- Interactive map of the Shilaidaha Kachharibari area

General information
- Architectural style: Indo-European Architecture
- Location: Shilaidaha, Kumarkhali Upazila, Kushtia District, Bangladesh
- Coordinates: 23°55′21″N 89°13′29″E﻿ / ﻿23.9226°N 89.2247°E
- Opened: 1892; 134 years ago
- Renovated: May 2023; 3 years ago
- Owner: Department of Archaeology

Technical details
- Floor count: 2

Other information
- Number of rooms: 7

= Shilaidaha Kachharibari =

Shilaidaha Kachharibari (শিলাইদহ কাছারি বাড়ি) is place where the Tagore family's zamindari activities were conducted. This Kachharibari was built in 1892. This kachari house is also known as Rabindra Kachharibari (রবীন্দ্র কাছারি বাড়ি).

== History ==
The two-storied Kachharibari was built in 1892 on 9.918 acre of land. The management of land rent was conducted from this Kachharibari. The Tagore family used Shilaidaha Rabindra Kuthibari for living, but Rabindranath Tagore managed the zamindari sitting in the Kuthibari. He did not go to Kachharibari without special reason.

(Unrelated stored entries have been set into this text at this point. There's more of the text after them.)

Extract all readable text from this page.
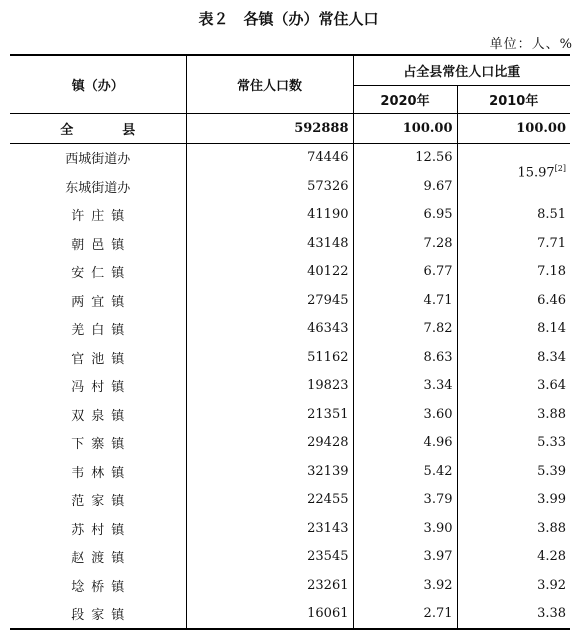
表２　各镇（办）常住人口
单位：人、%
镇（办）	常住人口数	占全县常住人口比重	
		2020年	2010年
全　县	592888	100.00	100.00
西城街道办	74446	12.56	15.97[2]
东城街道办	57326	9.67	
许庄镇	41190	6.95	8.51
朝邑镇	43148	7.28	7.71
安仁镇	40122	6.77	7.18
两宜镇	27945	4.71	6.46
羌白镇	46343	7.82	8.14
官池镇	51162	8.63	8.34
冯村镇	19823	3.34	3.64
双泉镇	21351	3.60	3.88
下寨镇	29428	4.96	5.33
韦林镇	32139	5.42	5.39
范家镇	22455	3.79	3.99
苏村镇	23143	3.90	3.88
赵渡镇	23545	3.97	4.28
埝桥镇	23261	3.92	3.92
段家镇	16061	2.71	3.38
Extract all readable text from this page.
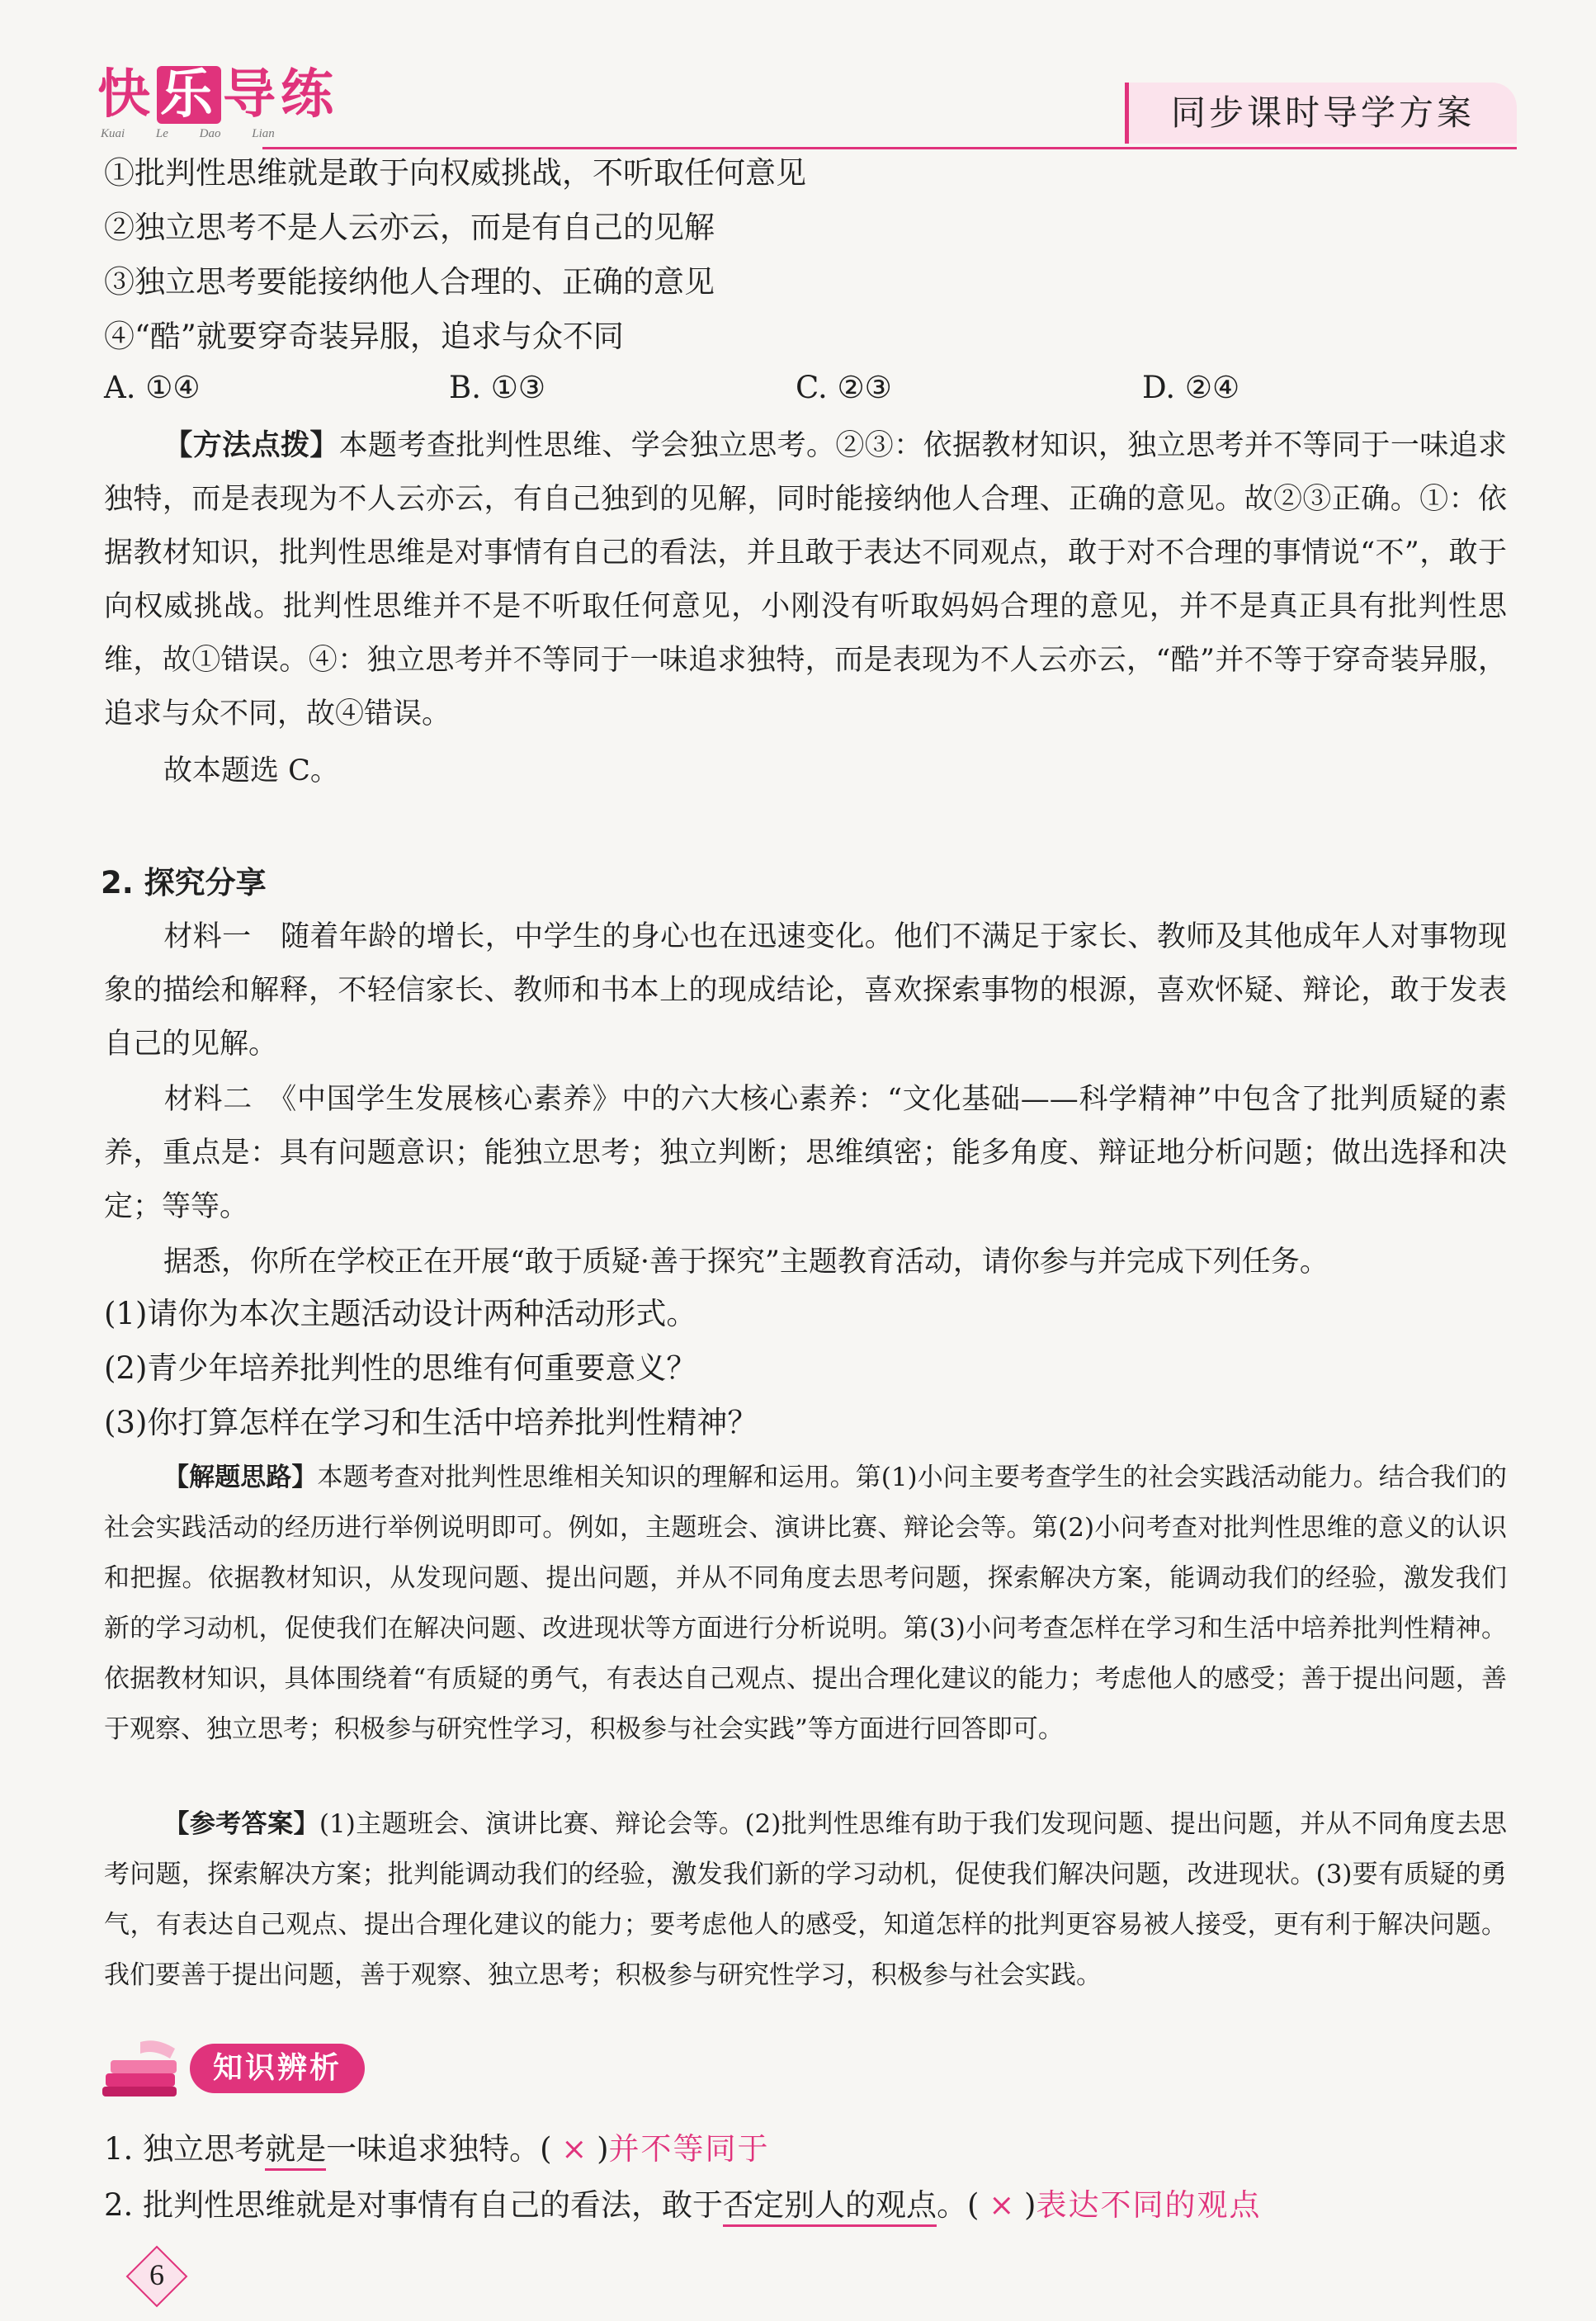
快乐导练
Kuai Le Dao Lian
同步课时导学方案
①批判性思维就是敢于向权威挑战，不听取任何意见
②独立思考不是人云亦云，而是有自己的见解
③独立思考要能接纳他人合理的、正确的意见
④“酷”就要穿奇装异服，追求与众不同
A. ①④	B. ①③	C. ②③	D. ②④
【方法点拨】本题考查批判性思维、学会独立思考。②③：依据教材知识，独立思考并不等同于一味追求独特，而是表现为不人云亦云，有自己独到的见解，同时能接纳他人合理、正确的意见。故②③正确。①：依据教材知识，批判性思维是对事情有自己的看法，并且敢于表达不同观点，敢于对不合理的事情说“不”，敢于向权威挑战。批判性思维并不是不听取任何意见，小刚没有听取妈妈合理的意见，并不是真正具有批判性思维，故①错误。④：独立思考并不等同于一味追求独特，而是表现为不人云亦云，“酷”并不等于穿奇装异服，追求与众不同，故④错误。
故本题选 C。
2. 探究分享
材料一　随着年龄的增长，中学生的身心也在迅速变化。他们不满足于家长、教师及其他成年人对事物现象的描绘和解释，不轻信家长、教师和书本上的现成结论，喜欢探索事物的根源，喜欢怀疑、辩论，敢于发表自己的见解。
材料二　《中国学生发展核心素养》中的六大核心素养：“文化基础——科学精神”中包含了批判质疑的素养，重点是：具有问题意识；能独立思考；独立判断；思维缜密；能多角度、辩证地分析问题；做出选择和决定；等等。
据悉，你所在学校正在开展“敢于质疑·善于探究”主题教育活动，请你参与并完成下列任务。
(1)请你为本次主题活动设计两种活动形式。
(2)青少年培养批判性的思维有何重要意义？
(3)你打算怎样在学习和生活中培养批判性精神？
【解题思路】本题考查对批判性思维相关知识的理解和运用。第(1)小问主要考查学生的社会实践活动能力。结合我们的社会实践活动的经历进行举例说明即可。例如，主题班会、演讲比赛、辩论会等。第(2)小问考查对批判性思维的意义的认识和把握。依据教材知识，从发现问题、提出问题，并从不同角度去思考问题，探索解决方案，能调动我们的经验，激发我们新的学习动机，促使我们在解决问题、改进现状等方面进行分析说明。第(3)小问考查怎样在学习和生活中培养批判性精神。依据教材知识，具体围绕着“有质疑的勇气，有表达自己观点、提出合理化建议的能力；考虑他人的感受；善于提出问题，善于观察、独立思考；积极参与研究性学习，积极参与社会实践”等方面进行回答即可。
【参考答案】(1)主题班会、演讲比赛、辩论会等。(2)批判性思维有助于我们发现问题、提出问题，并从不同角度去思考问题，探索解决方案；批判能调动我们的经验，激发我们新的学习动机，促使我们解决问题，改进现状。(3)要有质疑的勇气，有表达自己观点、提出合理化建议的能力；要考虑他人的感受，知道怎样的批判更容易被人接受，更有利于解决问题。我们要善于提出问题，善于观察、独立思考；积极参与研究性学习，积极参与社会实践。
知识辨析
1. 独立思考就是一味追求独特。( × )并不等同于
2. 批判性思维就是对事情有自己的看法，敢于否定别人的观点。( × )表达不同的观点
6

Before Rabindranath Tagore's zamindari acquisition, there was a separate seating arrangement for Hindus and Muslims in the assembly of the people of the Kachharibari. Rabindranath Tagore abolished this practice. Apart from collecting the zamindari rent, fairs were held in the grounds of this building. Rabindranath Tagore used to visit this fair.

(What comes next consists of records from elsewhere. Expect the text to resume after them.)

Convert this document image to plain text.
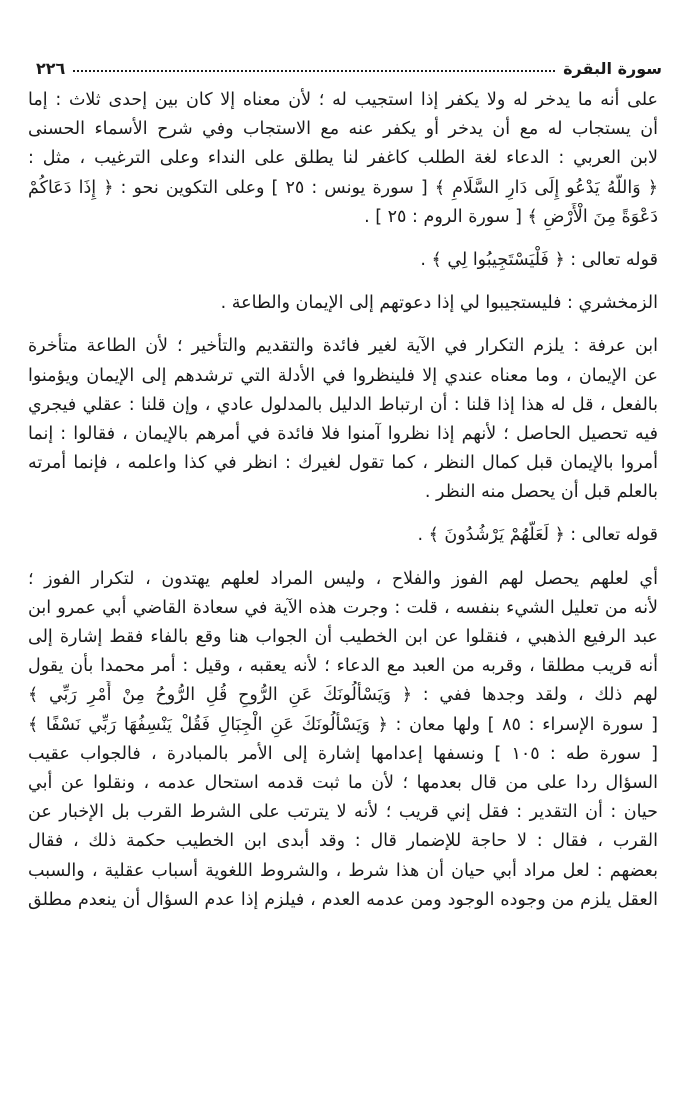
سورة البقرة
٢٢٦
على أنه ما يدخر له ولا يكفر إذا استجيب له ؛ لأن معناه إلا كان بين إحدى ثلاث : إما
أن يستجاب له مع أن يدخر أو يكفر عنه مع الاستجاب وفي شرح الأسماء الحسنى
لابن العربي : الدعاء لغة الطلب كاغفر لنا يطلق على النداء وعلى الترغيب ، مثل :
﴿ وَاللَّهُ يَدْعُو إِلَى دَارِ السَّلَامِ ﴾ [ سورة يونس : ٢٥ ] وعلى التكوين نحو : ﴿ إِذَا دَعَاكُمْ
دَعْوَةً مِنَ الْأَرْضِ ﴾ [ سورة الروم : ٢٥ ] .
قوله تعالى : ﴿ فَلْيَسْتَجِيبُوا لِي ﴾ .
الزمخشري : فليستجيبوا لي إذا دعوتهم إلى الإيمان والطاعة .
ابن عرفة : يلزم التكرار في الآية لغير فائدة والتقديم والتأخير ؛ لأن الطاعة متأخرة
عن الإيمان ، وما معناه عندي إلا فلينظروا في الأدلة التي ترشدهم إلى الإيمان ويؤمنوا
بالفعل ، قل له هذا إذا قلنا : أن ارتباط الدليل بالمدلول عادي ، وإن قلنا : عقلي فيجري
فيه تحصيل الحاصل ؛ لأنهم إذا نظروا آمنوا فلا فائدة في أمرهم بالإيمان ، فقالوا : إنما
أمروا بالإيمان قبل كمال النظر ، كما تقول لغيرك : انظر في كذا واعلمه ، فإنما أمرته
بالعلم قبل أن يحصل منه النظر .
قوله تعالى : ﴿ لَعَلَّهُمْ يَرْشُدُونَ ﴾ .
أي لعلهم يحصل لهم الفوز والفلاح ، وليس المراد لعلهم يهتدون ، لتكرار الفوز ؛
لأنه من تعليل الشيء بنفسه ، قلت : وجرت هذه الآية في سعادة القاضي أبي عمرو ابن
عبد الرفيع الذهبي ، فنقلوا عن ابن الخطيب أن الجواب هنا وقع بالفاء فقط إشارة إلى
أنه قريب مطلقا ، وقربه من العبد مع الدعاء ؛ لأنه يعقبه ، وقيل : أمر محمدا بأن يقول
لهم ذلك ، ولقد وجدها ففي : ﴿ وَيَسْأَلُونَكَ عَنِ الرُّوحِ قُلِ الرُّوحُ مِنْ أَمْرِ رَبِّي ﴾
[ سورة الإسراء : ٨٥ ] ولها معان : ﴿ وَيَسْأَلُونَكَ عَنِ الْجِبَالِ فَقُلْ يَنْسِفُهَا رَبِّي نَسْفًا ﴾
[ سورة طه : ١٠٥ ] ونسفها إعدامها إشارة إلى الأمر بالمبادرة ، فالجواب عقيب
السؤال ردا على من قال بعدمها ؛ لأن ما ثبت قدمه استحال عدمه ، ونقلوا عن أبي
حيان : أن التقدير : فقل إني قريب ؛ لأنه لا يترتب على الشرط القرب بل الإخبار عن
القرب ، فقال : لا حاجة للإضمار قال : وقد أبدى ابن الخطيب حكمة ذلك ، فقال
بعضهم : لعل مراد أبي حيان أن هذا شرط ، والشروط اللغوية أسباب عقلية ، والسبب
العقل يلزم من وجوده الوجود ومن عدمه العدم ، فيلزم إذا عدم السؤال أن ينعدم مطلق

The building was under Kushtia District Administration. In 2020, the Kushtia District Administration handed over the building to the Department of Archaeology . The building was the land office of Shilaidah Union for several days. The building is currently abandoned due to its vulnerability. From May 2023, the Department of Archeology started the renovation of the building.

== Structure ==
The Kachari house has a pond and staff quarters. There is a pond on the east side, the horse stables were on the west bank of this pond. Some ruins of the stables are still visible. An iron gate was built at the entrance for security purposes but this too is no more.

The two storied building has 4 rooms on the ground floor and 3 rooms on the upper floor. Its architectural design is Indo-European but very simple. The building is 19.47 meters long and 9 meters wide in east–west direction.